FIG. 5 shows a section of a media web 20 running underneath and past an inkjet print head 22 that extends over the entire width of the web and with which the motives a, b and c are continually printed onto the media web. Further downstream, a line camera 24 is arranged above the media web, for sequentially capturing live images that correspond to the size of the proof 10 and, after rectification, are compared to the corresponding reference images.

The essential steps of the inspection method have been shown in a flow diagram in FIG. 6. In step S1, the digital proof 10 is read. In step S2, the reference points 12 are selected. In step S3, the proof is rendered in order to generate the reference image. Only then will the print process be started in step S4. Thus, the steps S2 and S3 that consume a lot of time and computation power are completed already at the start of the print process and may, for example, be carried out at time during which the inkjet print head 22 is still busy with another print job.

As soon as the inkjet print head 22 has printed a first image of the size of the proof 10, the first live image is captured with the line camera 24 in step S5. In step S6, the reference points 12′ are identified in the live image, and the coordinate transformation for the rectification of the image is calculated (calculating the matrices T for all triangular area elements). In step S7, the coordinate transformation is applied to the entire live image, and, finally, the result of this transformation is compared to the reference image in step S8. Then, the process returns to step S5 where the next live image is captured. The steps S5-S8 are repeated cyclically, wherein, due to the arrangement of the motives shown in FIG. 1, a different reference image must be used in each cycle. However, the selection of the reference points and the calculation of the reference images for these additional proofs is requiring less computing power because it may be based on the results that have been obtained for the first proof. The steps corresponding to the steps S1, S2 and S3 for each subsequent proof may therefore optionally be performed also while the print process is running, timely enough for the results to be available when the corresponding live image is captured.

Claims

1. A method for inspecting a print image in a digital printing process, in which image data from images to be printed are available in a pre-printing stage in the form of a digital proof, the method comprising the steps of: generating a reference image which represents a desired printing result as the digital proof;recording digital live images of printed images; andcomparing the live images with the reference image;before the start of the print process: searching the digital proof for distinct points in the image to be printed;selecting a number of such points as reference points and determining coordinates of the reference points in a proof coordinate system; andrendering the digital proof and saving the rendered image as a reference image;after printing has started, for each live image: finding the reference points in the live image;calculating a coordinate transformation which converts the reference points of the live image and the reference image into one another; andcomparing the live image with the reference image after applying the coordinate transformation.

2. The method according to claim 1, wherein the coordinate transformation is a piece-wise linear transformation.

3. The method according to claim 1, wherein the coordinate transformation is applied to the live image and the result of the transformation is compared to the reference image.

4. The method according to claim 1, wherein the proof includes a plurality of motives that are to be printed onto a media web in several parallel tracks.
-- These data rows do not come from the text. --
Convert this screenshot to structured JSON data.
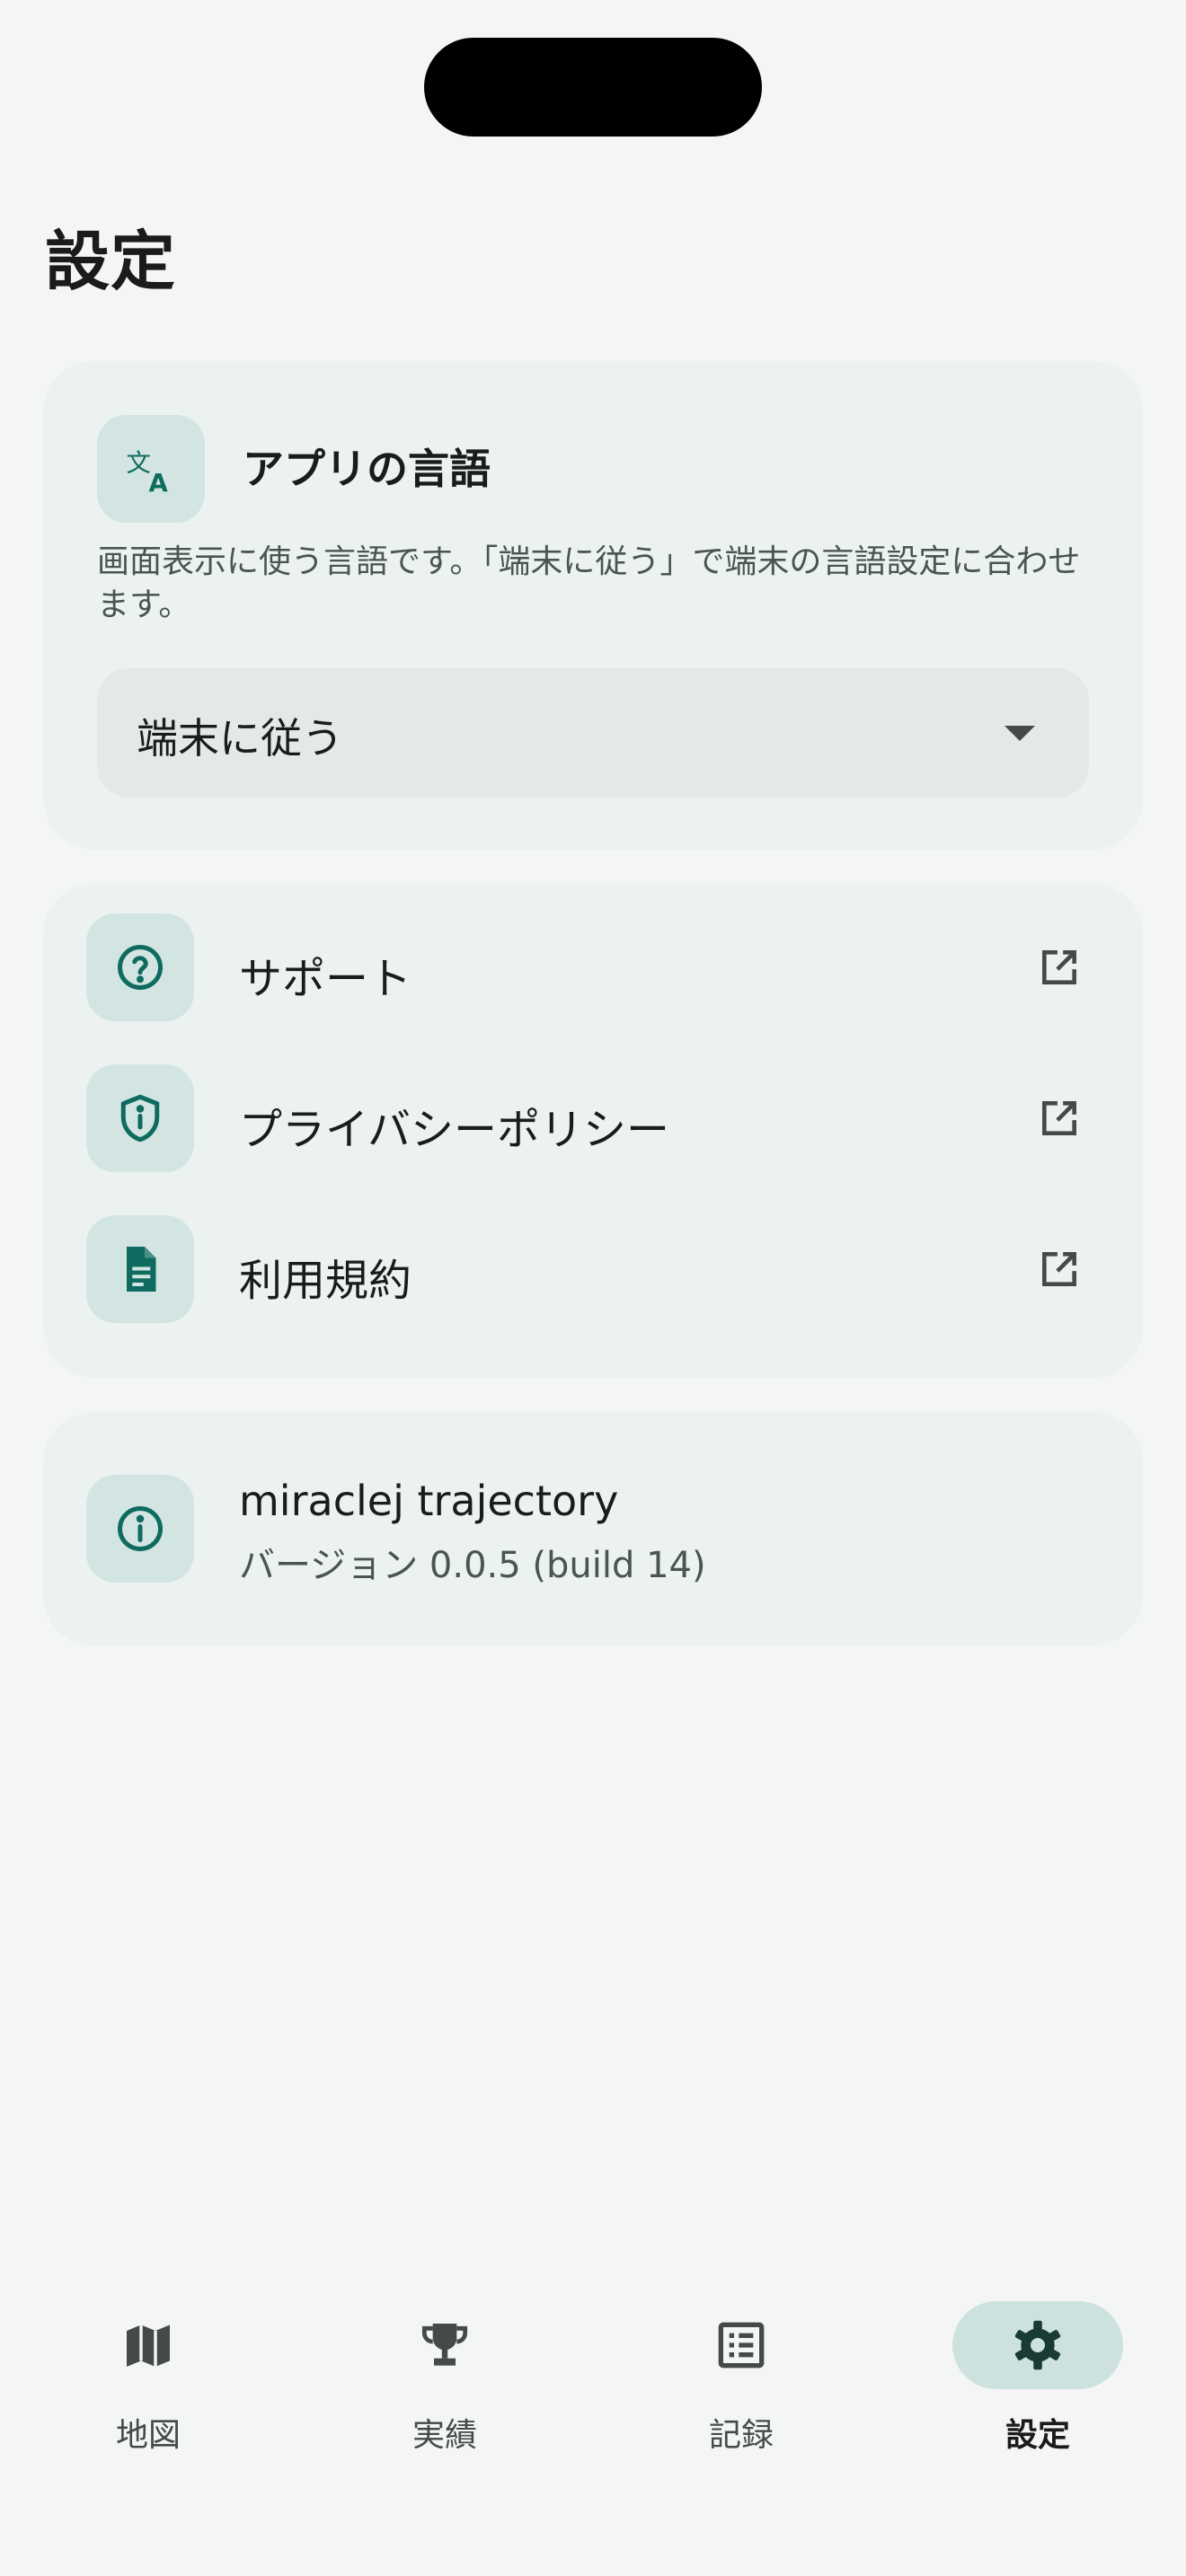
{
  "page": {
    "title": "設定"
  },
  "language_card": {
    "title": "アプリの言語",
    "description": "画面表示に使う言語です。「端末に従う」で端末の言語設定に合わせます。",
    "selected_value": "端末に従う",
    "icon": "translate-icon"
  },
  "links": [
    {
      "label": "サポート",
      "icon": "help-circle-icon"
    },
    {
      "label": "プライバシーポリシー",
      "icon": "shield-info-icon"
    },
    {
      "label": "利用規約",
      "icon": "document-icon"
    }
  ],
  "about": {
    "app_name": "miraclej trajectory",
    "version": "バージョン 0.0.5 (build 14)",
    "icon": "info-icon"
  },
  "tabs": [
    {
      "label": "地図",
      "icon": "map-icon",
      "active": false
    },
    {
      "label": "実績",
      "icon": "trophy-icon",
      "active": false
    },
    {
      "label": "記録",
      "icon": "list-icon",
      "active": false
    },
    {
      "label": "設定",
      "icon": "gear-icon",
      "active": true
    }
  ],
  "colors": {
    "accent": "#0f6b60",
    "background": "#f4f6f5",
    "card": "#ecf2f0",
    "icon_tile": "#d3e5e2",
    "active_tab_pill": "#cde2de"
  }
}
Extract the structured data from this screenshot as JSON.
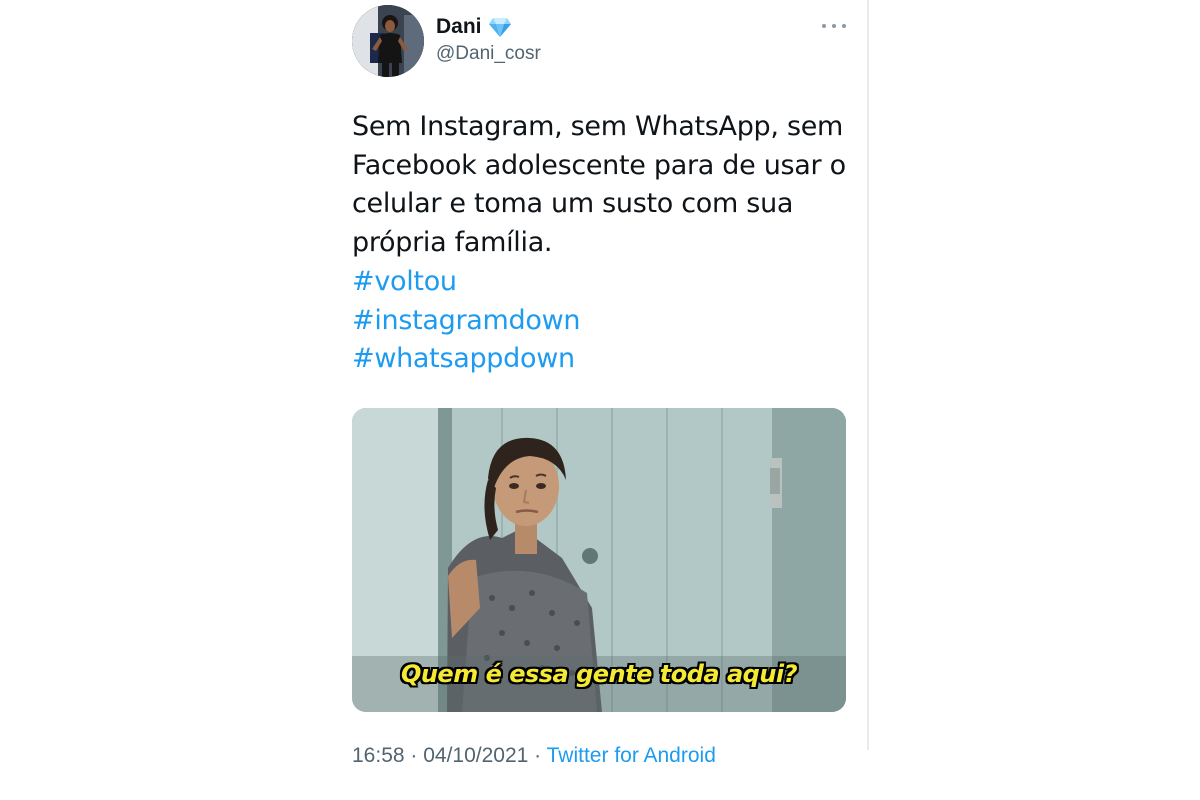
{
  "author": {
    "display_name": "Dani",
    "handle": "@Dani_cosr",
    "badge_icon": "diamond-icon"
  },
  "tweet": {
    "text": "Sem Instagram, sem WhatsApp, sem Facebook adolescente para de usar o celular e toma um susto com sua própria família.",
    "hashtags": [
      "#voltou",
      "#instagramdown",
      "#whatsappdown"
    ],
    "media_caption": "Quem é essa gente toda aqui?",
    "time": "16:58",
    "date": "04/10/2021",
    "separator": " · ",
    "source": "Twitter for Android"
  },
  "colors": {
    "link": "#1d9bf0",
    "secondary_text": "#536471",
    "caption": "#f4ea33"
  }
}
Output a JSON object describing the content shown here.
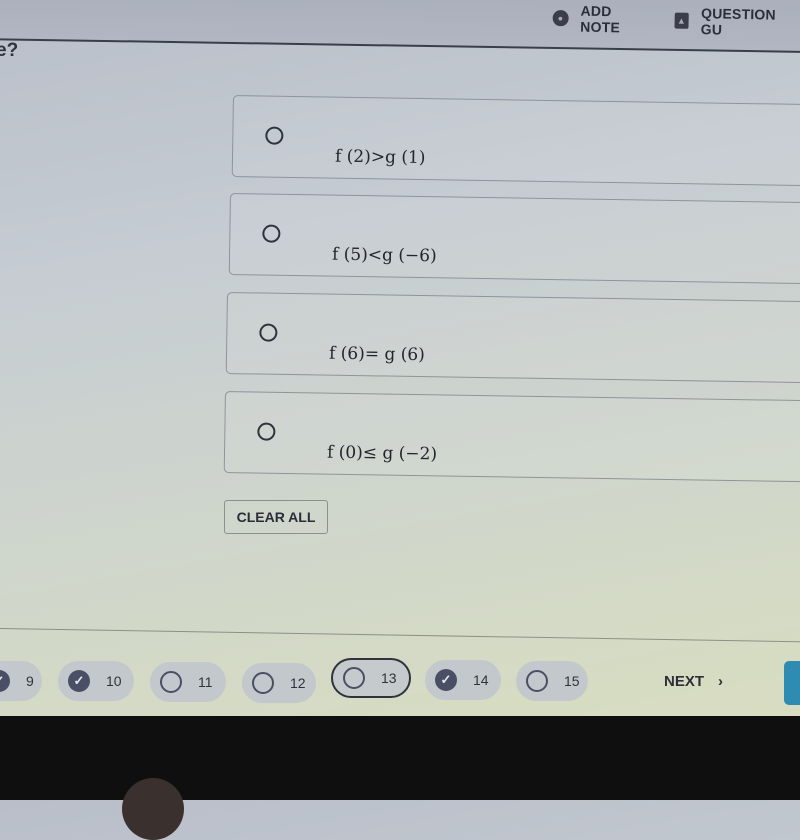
{
  "header": {
    "actions": [
      {
        "icon": "note-icon",
        "label": "ADD NOTE"
      },
      {
        "icon": "guide-icon",
        "label": "QUESTION GU"
      }
    ]
  },
  "question": {
    "text_fragment": "e?"
  },
  "options": [
    {
      "expression": "f (2)>g (1)",
      "selected": false
    },
    {
      "expression": "f (5)<g (−6)",
      "selected": false
    },
    {
      "expression": "f (6)= g (6)",
      "selected": false
    },
    {
      "expression": "f (0)≤ g (−2)",
      "selected": false
    }
  ],
  "clear_all_label": "CLEAR ALL",
  "navigation": {
    "questions": [
      {
        "number": "9",
        "status": "answered"
      },
      {
        "number": "10",
        "status": "answered"
      },
      {
        "number": "11",
        "status": "unanswered"
      },
      {
        "number": "12",
        "status": "unanswered"
      },
      {
        "number": "13",
        "status": "unanswered",
        "current": true
      },
      {
        "number": "14",
        "status": "answered"
      },
      {
        "number": "15",
        "status": "unanswered"
      }
    ],
    "next_label": "NEXT",
    "next_icon": "›"
  },
  "colors": {
    "accent": "#2e8bb1",
    "answered": "#4b4f66"
  }
}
5. The method according to claim 4, wherein the poof includes image information for an image area that extends over the entire width of the media web.

6. The method according to claim 4, wherein the motives differ in their repeat and are arranged in the image area such that the proof contains at least one complete copy of each motif.

7. The method according to claim 6, wherein the image content of the proof represents a section of the media web carrying a printed image that is repeated periodically.